Question: An atom crystallises in FCC crystal lattice and has a density of 10g \( {\text{c}}{{\text{m}}^{{\tex...

Question

An atom crystallises in FCC crystal lattice and has a density of 10g ${\text{c}}{{\text{m}}^{{\text{ - 3}}}}$ with unit cell edge length of 100pm. Calculate number of atoms present in 1g of crystal.

Answer 1

Solution

FCC is also called as face centered cubic structure. In FCC, atoms are arranged at the corners and center of each cube face. To solve this question, we will use the density formula and equate the two formulae of number of moles.
Formula used: The formulae used in this equation are as follows,
${\text{Density = }}\dfrac{{{\text{Molar mass }} \times {\text{ Z}}}}{{{{\text{N}}_a} \times {\text{ }}{{\text{a}}^3}{\text{ }}}}$
$\dfrac{{{\text{Given mass}}}}{{{\text{Molar mass}}}}{\text{ = }}\dfrac{{{\text{Number of atoms}}}}{{{{\text{N}}_a}}}$ .

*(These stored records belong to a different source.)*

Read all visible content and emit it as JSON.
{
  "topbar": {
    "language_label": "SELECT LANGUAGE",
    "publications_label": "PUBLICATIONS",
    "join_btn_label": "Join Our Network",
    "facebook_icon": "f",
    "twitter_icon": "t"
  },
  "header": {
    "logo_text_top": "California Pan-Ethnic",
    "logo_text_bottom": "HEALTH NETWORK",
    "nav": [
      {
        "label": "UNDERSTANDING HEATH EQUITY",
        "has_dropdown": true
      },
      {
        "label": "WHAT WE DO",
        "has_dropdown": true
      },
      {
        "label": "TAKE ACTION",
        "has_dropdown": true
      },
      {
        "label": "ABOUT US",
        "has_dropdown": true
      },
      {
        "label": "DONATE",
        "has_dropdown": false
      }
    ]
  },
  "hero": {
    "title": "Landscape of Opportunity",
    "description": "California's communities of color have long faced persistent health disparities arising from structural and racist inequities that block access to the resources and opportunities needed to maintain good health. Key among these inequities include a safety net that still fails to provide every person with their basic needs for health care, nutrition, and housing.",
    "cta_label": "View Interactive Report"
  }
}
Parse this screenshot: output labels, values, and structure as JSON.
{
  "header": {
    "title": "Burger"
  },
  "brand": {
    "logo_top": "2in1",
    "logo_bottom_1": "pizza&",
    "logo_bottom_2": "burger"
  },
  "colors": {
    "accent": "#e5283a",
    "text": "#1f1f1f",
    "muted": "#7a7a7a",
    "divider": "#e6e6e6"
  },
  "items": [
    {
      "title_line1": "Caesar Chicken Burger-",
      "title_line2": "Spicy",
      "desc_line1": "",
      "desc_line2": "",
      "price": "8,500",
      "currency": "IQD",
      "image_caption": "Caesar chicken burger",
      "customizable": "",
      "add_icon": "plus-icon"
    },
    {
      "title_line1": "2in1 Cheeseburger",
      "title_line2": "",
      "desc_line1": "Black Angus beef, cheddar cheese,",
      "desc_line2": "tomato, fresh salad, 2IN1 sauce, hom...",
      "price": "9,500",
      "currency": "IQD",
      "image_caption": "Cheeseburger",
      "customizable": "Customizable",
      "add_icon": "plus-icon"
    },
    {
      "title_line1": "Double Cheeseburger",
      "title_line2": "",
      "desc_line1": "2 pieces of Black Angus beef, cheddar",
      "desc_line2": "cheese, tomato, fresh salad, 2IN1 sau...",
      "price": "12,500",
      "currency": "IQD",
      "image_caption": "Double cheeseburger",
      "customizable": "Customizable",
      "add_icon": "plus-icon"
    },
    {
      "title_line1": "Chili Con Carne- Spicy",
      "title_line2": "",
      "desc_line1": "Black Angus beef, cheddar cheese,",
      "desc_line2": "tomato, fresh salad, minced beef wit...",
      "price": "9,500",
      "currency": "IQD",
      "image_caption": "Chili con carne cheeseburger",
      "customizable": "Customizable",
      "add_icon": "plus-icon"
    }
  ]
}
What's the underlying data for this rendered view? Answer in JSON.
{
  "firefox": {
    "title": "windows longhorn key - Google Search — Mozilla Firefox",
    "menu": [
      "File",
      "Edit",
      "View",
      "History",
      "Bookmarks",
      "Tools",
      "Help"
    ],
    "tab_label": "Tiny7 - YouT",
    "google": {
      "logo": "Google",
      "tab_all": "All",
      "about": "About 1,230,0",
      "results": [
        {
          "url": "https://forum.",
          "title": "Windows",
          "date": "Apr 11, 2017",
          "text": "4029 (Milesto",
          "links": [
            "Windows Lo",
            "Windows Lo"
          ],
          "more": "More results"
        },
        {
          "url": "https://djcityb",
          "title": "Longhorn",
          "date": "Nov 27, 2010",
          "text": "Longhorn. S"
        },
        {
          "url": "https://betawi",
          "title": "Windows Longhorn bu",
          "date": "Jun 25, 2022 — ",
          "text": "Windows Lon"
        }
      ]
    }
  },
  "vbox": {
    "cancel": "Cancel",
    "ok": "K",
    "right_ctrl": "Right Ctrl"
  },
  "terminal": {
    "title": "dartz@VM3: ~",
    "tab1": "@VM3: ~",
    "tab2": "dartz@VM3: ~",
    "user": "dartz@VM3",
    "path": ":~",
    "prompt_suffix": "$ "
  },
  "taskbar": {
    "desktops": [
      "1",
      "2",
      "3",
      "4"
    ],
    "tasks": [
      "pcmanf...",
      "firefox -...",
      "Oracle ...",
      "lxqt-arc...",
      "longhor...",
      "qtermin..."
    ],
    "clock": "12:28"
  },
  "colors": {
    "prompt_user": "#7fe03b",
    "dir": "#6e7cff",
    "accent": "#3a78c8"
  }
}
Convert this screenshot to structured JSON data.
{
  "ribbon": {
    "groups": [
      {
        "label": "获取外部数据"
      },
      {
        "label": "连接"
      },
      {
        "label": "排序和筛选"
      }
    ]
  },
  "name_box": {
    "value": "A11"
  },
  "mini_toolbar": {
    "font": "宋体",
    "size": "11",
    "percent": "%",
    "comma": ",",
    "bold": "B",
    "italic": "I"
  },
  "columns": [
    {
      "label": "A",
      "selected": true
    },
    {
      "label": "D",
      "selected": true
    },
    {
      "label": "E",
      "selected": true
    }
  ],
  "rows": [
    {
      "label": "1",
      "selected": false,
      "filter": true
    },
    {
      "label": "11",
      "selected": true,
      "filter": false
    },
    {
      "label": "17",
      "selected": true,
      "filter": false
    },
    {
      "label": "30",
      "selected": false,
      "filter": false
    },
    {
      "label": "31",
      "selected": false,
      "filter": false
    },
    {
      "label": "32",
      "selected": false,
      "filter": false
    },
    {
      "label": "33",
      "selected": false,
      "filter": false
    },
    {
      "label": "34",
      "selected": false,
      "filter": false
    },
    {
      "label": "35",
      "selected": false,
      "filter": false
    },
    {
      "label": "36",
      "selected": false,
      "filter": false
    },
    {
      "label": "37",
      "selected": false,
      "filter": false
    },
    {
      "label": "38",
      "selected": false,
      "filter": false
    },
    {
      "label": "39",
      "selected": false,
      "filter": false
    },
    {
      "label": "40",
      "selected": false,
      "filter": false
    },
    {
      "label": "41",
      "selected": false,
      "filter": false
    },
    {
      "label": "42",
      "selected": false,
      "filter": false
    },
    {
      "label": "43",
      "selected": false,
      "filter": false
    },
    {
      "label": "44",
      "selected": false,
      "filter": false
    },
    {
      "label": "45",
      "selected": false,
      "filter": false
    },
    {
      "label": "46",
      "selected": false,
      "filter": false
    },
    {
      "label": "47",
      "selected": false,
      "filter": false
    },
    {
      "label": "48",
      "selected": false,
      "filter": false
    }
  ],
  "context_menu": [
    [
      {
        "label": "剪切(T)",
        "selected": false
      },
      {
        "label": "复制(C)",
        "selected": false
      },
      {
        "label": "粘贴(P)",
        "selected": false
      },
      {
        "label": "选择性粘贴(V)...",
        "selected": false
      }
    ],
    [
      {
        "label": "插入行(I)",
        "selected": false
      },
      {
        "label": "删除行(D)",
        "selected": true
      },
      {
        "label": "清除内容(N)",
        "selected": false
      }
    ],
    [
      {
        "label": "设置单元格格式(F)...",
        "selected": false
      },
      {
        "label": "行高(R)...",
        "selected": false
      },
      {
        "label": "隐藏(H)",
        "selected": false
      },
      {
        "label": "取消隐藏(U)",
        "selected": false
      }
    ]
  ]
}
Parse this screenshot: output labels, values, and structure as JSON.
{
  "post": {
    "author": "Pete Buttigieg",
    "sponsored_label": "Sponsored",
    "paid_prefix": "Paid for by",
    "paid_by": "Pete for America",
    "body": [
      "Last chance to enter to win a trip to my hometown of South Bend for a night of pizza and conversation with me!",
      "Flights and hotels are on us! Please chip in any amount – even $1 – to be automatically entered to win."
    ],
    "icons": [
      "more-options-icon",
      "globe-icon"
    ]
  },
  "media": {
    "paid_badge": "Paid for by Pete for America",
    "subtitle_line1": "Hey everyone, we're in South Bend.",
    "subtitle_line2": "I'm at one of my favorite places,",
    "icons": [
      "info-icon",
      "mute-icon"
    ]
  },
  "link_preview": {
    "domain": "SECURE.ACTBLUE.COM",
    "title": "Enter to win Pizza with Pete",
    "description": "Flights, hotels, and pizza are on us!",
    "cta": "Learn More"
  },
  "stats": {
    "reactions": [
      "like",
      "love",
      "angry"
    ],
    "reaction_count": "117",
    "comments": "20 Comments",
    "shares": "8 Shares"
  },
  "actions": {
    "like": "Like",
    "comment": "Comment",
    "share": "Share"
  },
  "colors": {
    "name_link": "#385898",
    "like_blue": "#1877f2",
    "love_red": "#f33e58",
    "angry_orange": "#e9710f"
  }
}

Complete Step by step solution:
The density of the FCC crystal lattice is given as 10g ${\text{c}}{{\text{m}}^{{\text{ - 3}}}}$ . Let a be the edge length of the unit cell of FCC lattice. The edge length of the unit cell is 100pm. The Avogadro number is represented by ${N_a}$ . Z is the coordination number and for FCC lattice, the value of Z is 4. Moles can be given by the number of atoms divided by the Avogadro number. It can also be represented as a given mass divided by molar mass.
The given mass of the crystal lattice is 1 g. The number of atoms present in 1 g of crystal lattice is given as follows,
${\text{Density = }}\dfrac{{{\text{Molar mass }} \times {\text{ Z}}}}{{{{\text{N}}_a} \times {\text{ }}{{\text{a}}^3}{\text{ }}}}$ …(i)
$\dfrac{{{\text{Given mass}}}}{{{\text{Molar mass}}}}{\text{ = }}\dfrac{{{\text{Number of atoms}}}}{{{{\text{N}}_a}}}$
Hence, ${\text{Molar mass = }}\dfrac{{{\text{Given mass }} \times {\text{ }}{{\text{N}}_a}}}{{{\text{Number of atoms}}}}$ …(ii)
Substituting (ii) in (i),
${\text{Density = }}\dfrac{{{\text{Given mass }} \times {\text{ }}{{\text{N}}_a}{\text{ }} \times {\text{ Z}}}}{{{\text{Number of atoms }} \times {\text{ }}{{\text{N}}_a} \times {\text{ }}{{\text{a}}^3}{\text{ }}}}$
${\text{Number of atoms = }}\dfrac{{{\text{Given mass }} \times {\text{ Z}}}}{{{{\text{a}}^3}{\text{ }} \times {\text{ density}}}}$
${\text{Number of atoms = }}\dfrac{{1 \times 4}}{{{{\left( {100 \times {{10}^{ - 10}}} \right)}^3} \times 10}}{\text{ = }}\dfrac{{4 \times 1}}{{10 \times {{10}^{ - 24}}}}{\text{ = 4}} \times {\text{1}}{{\text{0}}^{23}}{\text{ atoms}}$

Therefore, the number of atoms in 1 g of FCC crystal lattice is $4 \times {10^{23}}$ .

Note:
The smallest repeating unit of a crystal structure is known as the unit cell.
Coordination number is the number of the particles that each particle in a crystalline solid contacts. In other words, it is the number of the nearest neighbouring atoms or the ions surrounding an atom or an ion.